Sementara itu, perusahaan-perusahaan Tiongkok seperti DeepSeek telah menggunakan pusat data Aramco. Para peneliti Tiongkok juga dikabarkan memiliki akses ke superkomputer di universitas-universitas terkemuka di kerajaan tersebut.
Pangeran Mohammed sejauh ini berusaha menjaga keseimbangan, tidak memihak. Beberapa pejabat AS percaya mungkin lebih baik membiarkan teknologi AS dan Tiongkok bersaing langsung di "kandang" Arab Saudi, menjadikannya arena teknologi paralel yang unik.

Arab Saudi disebut-sebut sebagai pusat baru infrastruktur kecerdasan buatan (AI) berkat surplus energinya yang besar (Foto: The American Bazaar).
Perlombaan regional dan tantangan internal
Ambisi Arab Saudi tidak terjadi begitu saja. Pesaing terbesarnya adalah tetangganya, Uni Emirat Arab (UEA), yang sedang membuat kemajuan pesat dan kini dianggap sebagai pemimpin regional dalam aplikasi AI.
PwC memprediksi bahwa pada tahun 2030, AI dapat berkontribusi sebesar 13,6% terhadap PDB UEA, dibandingkan dengan 12,4% untuk Arab Saudi. Jika prediksi ini menjadi kenyataan, Arab Saudi dapat menempati peringkat keempat dunia dalam hal kemampuan AI, setelah UEA.
Selain itu, kerajaan juga menghadapi tantangan internal yang signifikan. Arab Saudi sangat kekurangan pakar AI dan sumber daya manusia berteknologi tinggi.

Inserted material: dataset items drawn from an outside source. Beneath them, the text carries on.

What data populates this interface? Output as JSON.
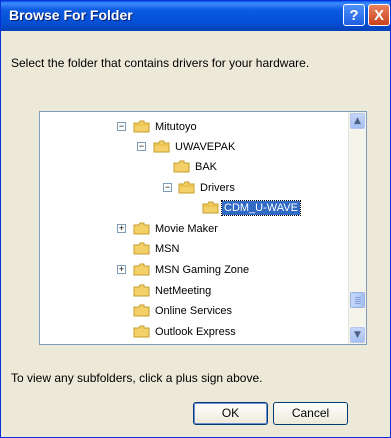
{
  "window": {
    "title": "Browse For Folder",
    "help_label": "?",
    "close_label": "X"
  },
  "instruction": "Select the folder that contains drivers for your hardware.",
  "tree": {
    "items": [
      {
        "label": "Mitutoyo",
        "expander": "−",
        "selected": false
      },
      {
        "label": "UWAVEPAK",
        "expander": "−",
        "selected": false
      },
      {
        "label": "BAK",
        "expander": "",
        "selected": false
      },
      {
        "label": "Drivers",
        "expander": "−",
        "selected": false
      },
      {
        "label": "CDM_U-WAVE",
        "expander": "",
        "selected": true
      },
      {
        "label": "Movie Maker",
        "expander": "+",
        "selected": false
      },
      {
        "label": "MSN",
        "expander": "",
        "selected": false
      },
      {
        "label": "MSN Gaming Zone",
        "expander": "+",
        "selected": false
      },
      {
        "label": "NetMeeting",
        "expander": "",
        "selected": false
      },
      {
        "label": "Online Services",
        "expander": "",
        "selected": false
      },
      {
        "label": "Outlook Express",
        "expander": "",
        "selected": false
      }
    ]
  },
  "hint": "To view any subfolders, click a plus sign above.",
  "buttons": {
    "ok": "OK",
    "cancel": "Cancel"
  },
  "colors": {
    "selection": "#316ac5",
    "titlebar": "#0450d6",
    "folder": "#f3d168"
  }
}
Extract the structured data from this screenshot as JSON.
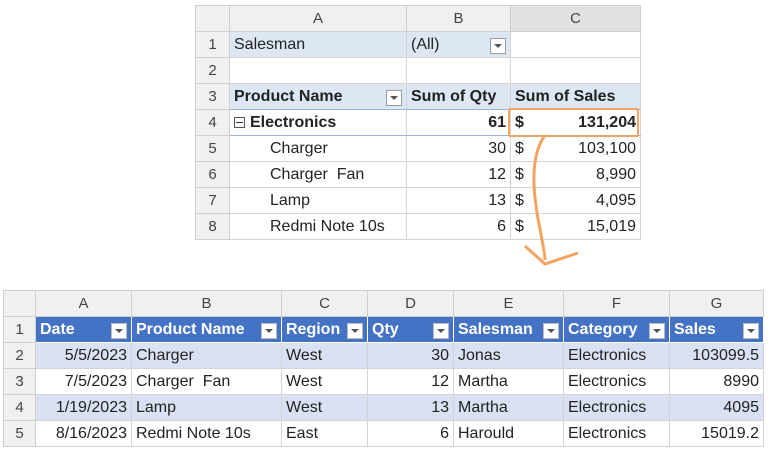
{
  "pivot": {
    "columns": [
      "A",
      "B",
      "C"
    ],
    "rows": [
      "1",
      "2",
      "3",
      "4",
      "5",
      "6",
      "7",
      "8"
    ],
    "filter_label": "Salesman",
    "filter_value": "(All)",
    "headers": [
      "Product Name",
      "Sum of Qty",
      "Sum of Sales"
    ],
    "group": {
      "label": "Electronics",
      "qty": "61",
      "currency": "$",
      "sales": "131,204"
    },
    "items": [
      {
        "name": "Charger",
        "qty": "30",
        "currency": "$",
        "sales": "103,100"
      },
      {
        "name": "Charger  Fan",
        "qty": "12",
        "currency": "$",
        "sales": "8,990"
      },
      {
        "name": "Lamp",
        "qty": "13",
        "currency": "$",
        "sales": "4,095"
      },
      {
        "name": "Redmi Note 10s",
        "qty": "6",
        "currency": "$",
        "sales": "15,019"
      }
    ]
  },
  "source": {
    "columns": [
      "A",
      "B",
      "C",
      "D",
      "E",
      "F",
      "G"
    ],
    "rows": [
      "1",
      "2",
      "3",
      "4",
      "5"
    ],
    "headers": [
      "Date",
      "Product Name",
      "Region",
      "Qty",
      "Salesman",
      "Category",
      "Sales"
    ],
    "data": [
      [
        "5/5/2023",
        "Charger",
        "West",
        "30",
        "Jonas",
        "Electronics",
        "103099.5"
      ],
      [
        "7/5/2023",
        "Charger  Fan",
        "West",
        "12",
        "Martha",
        "Electronics",
        "8990"
      ],
      [
        "1/19/2023",
        "Lamp",
        "West",
        "13",
        "Martha",
        "Electronics",
        "4095"
      ],
      [
        "8/16/2023",
        "Redmi Note 10s",
        "East",
        "6",
        "Harould",
        "Electronics",
        "15019.2"
      ]
    ]
  },
  "colors": {
    "header_blue": "#4472c4",
    "band_blue": "#d9e1f2",
    "pivot_header": "#dde7f4",
    "highlight": "#f4a460"
  }
}
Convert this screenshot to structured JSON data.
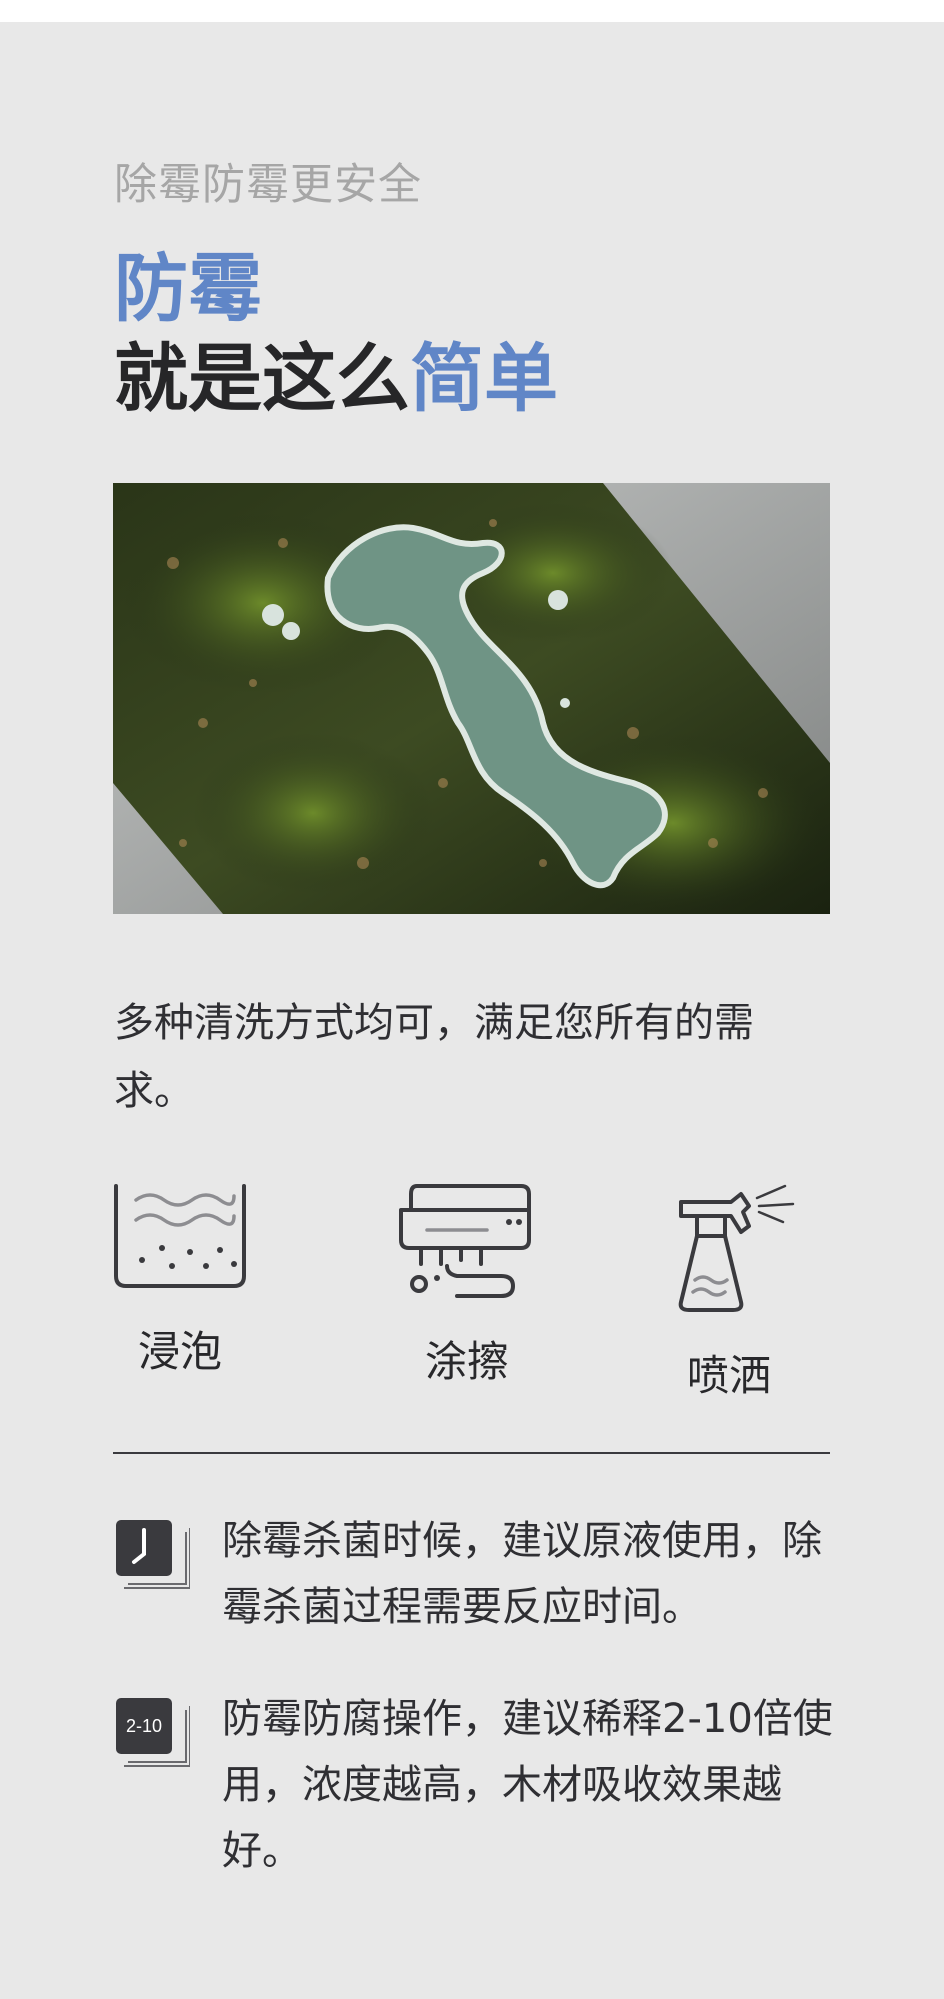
{
  "header": {
    "subtitle": "除霉防霉更安全",
    "title_line1": "防霉",
    "title_line2_prefix": "就是这么",
    "title_line2_accent": "简单"
  },
  "image": {
    "description": "mold-covered wooden log"
  },
  "description": "多种清洗方式均可，满足您所有的需求。",
  "methods": [
    {
      "label": "浸泡",
      "icon": "soak-basin-icon"
    },
    {
      "label": "涂擦",
      "icon": "brush-icon"
    },
    {
      "label": "喷洒",
      "icon": "spray-bottle-icon"
    }
  ],
  "tips": [
    {
      "icon": "clock-stack-icon",
      "badge": "",
      "text": "除霉杀菌时候，建议原液使用，除霉杀菌过程需要反应时间。"
    },
    {
      "icon": "dilution-stack-icon",
      "badge": "2-10",
      "text": "防霉防腐操作，建议稀释2-10倍使用，浓度越高，木材吸收效果越好。"
    }
  ],
  "colors": {
    "accent": "#6086c7",
    "background": "#e8e8e8",
    "text": "#2b2b2f",
    "subtitle": "#a6a6a6"
  }
}
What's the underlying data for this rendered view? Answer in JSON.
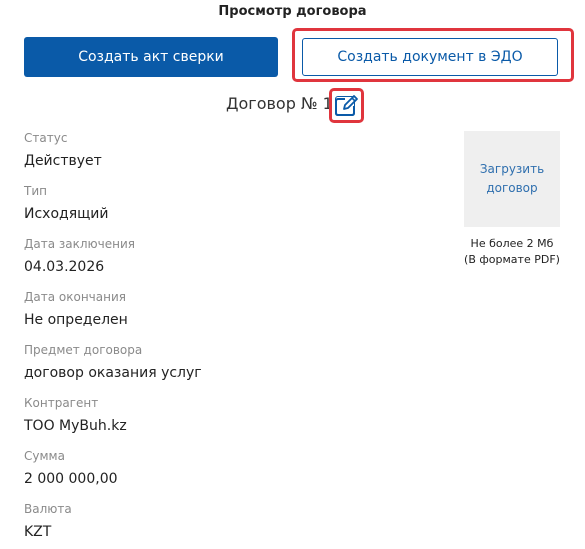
{
  "header": {
    "title": "Просмотр договора"
  },
  "actions": {
    "reconciliation_label": "Создать акт сверки",
    "edo_label": "Создать документ в ЭДО"
  },
  "contract": {
    "title": "Договор № 1"
  },
  "fields": [
    {
      "label": "Статус",
      "value": "Действует"
    },
    {
      "label": "Тип",
      "value": "Исходящий"
    },
    {
      "label": "Дата заключения",
      "value": "04.03.2026"
    },
    {
      "label": "Дата окончания",
      "value": "Не определен"
    },
    {
      "label": "Предмет договора",
      "value": "договор оказания услуг"
    },
    {
      "label": "Контрагент",
      "value": "ТОО MyBuh.kz"
    },
    {
      "label": "Сумма",
      "value": "2 000 000,00"
    },
    {
      "label": "Валюта",
      "value": "KZT"
    }
  ],
  "upload": {
    "line1": "Загрузить",
    "line2": "договор",
    "limit": "Не более 2 Мб",
    "format": "(В формате PDF)"
  },
  "icons": {
    "edit": "pencil-edit-icon"
  },
  "colors": {
    "primary": "#0a5aa8",
    "highlight": "#e0353d",
    "label": "#8a8a8a",
    "upload_bg": "#efefef"
  }
}
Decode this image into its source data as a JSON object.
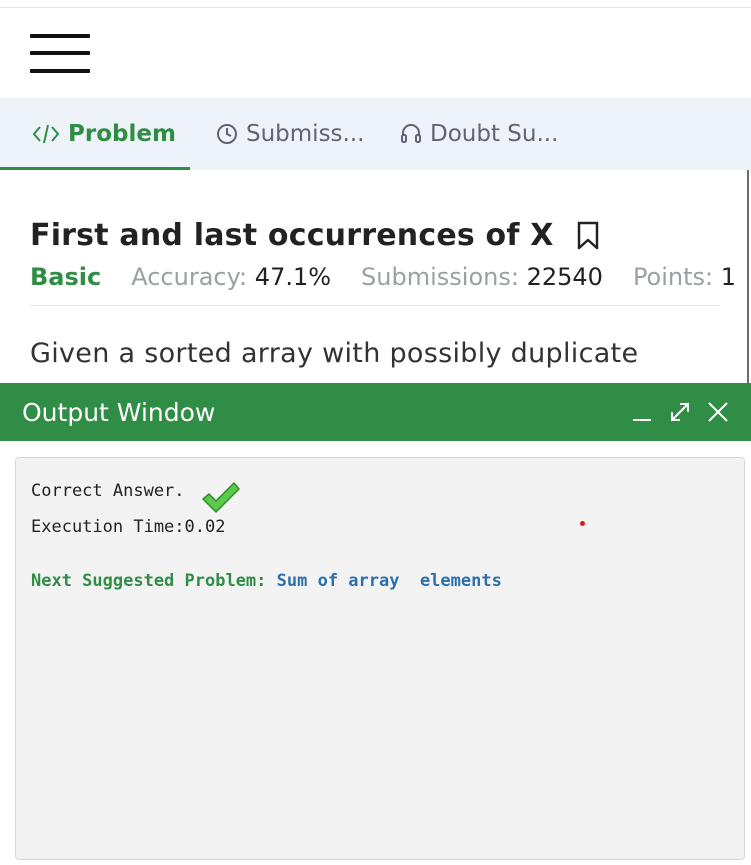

Meskipun pemerintah sedang menggalakkan program pelatihan dan menerbitkan visa emas untuk menarik bakat, membangun kumpulan pakar lokal membutuhkan waktu. Selain itu, pusat data mengonsumsi listrik dan air dalam jumlah besar untuk pendinginan, sebuah masalah yang sulit bagi negara dengan salah satu iklim terpanas dan terkering di dunia.
Untuk mengatasi beberapa kekhawatiran tersebut, Arab Saudi sedang mempertimbangkan model inovatif seperti "zona duta data", yang memungkinkan perusahaan asing beroperasi sesuai hukum negara asal mereka, sehingga mengurangi hambatan keamanan dan hukum.
Terlepas dari skeptisisme dan tantangan yang ada, skala dan kecepatan transformasi Arab Saudi tak terbantahkan. Dari pinggiran Riyadh hingga pesisir Laut Merah, pembangunan pusat data terus berjalan lancar.
Miliaran dolar digelontorkan tidak hanya untuk infrastruktur tetapi juga untuk mengembangkan model bahasa besar (LLM) dalam bahasa Arab, guna menciptakan produk AI lokal yang dapat melayani kawasan tersebut dengan lebih baik.
"Mereka mungkin tidak mencapai semua tujuan mereka," kata Vivek Chilukuri, seorang peneliti senior di Center for a New American Security, "tetapi mereka pasti akan melangkah lebih jauh daripada yang diperkirakan para skeptis."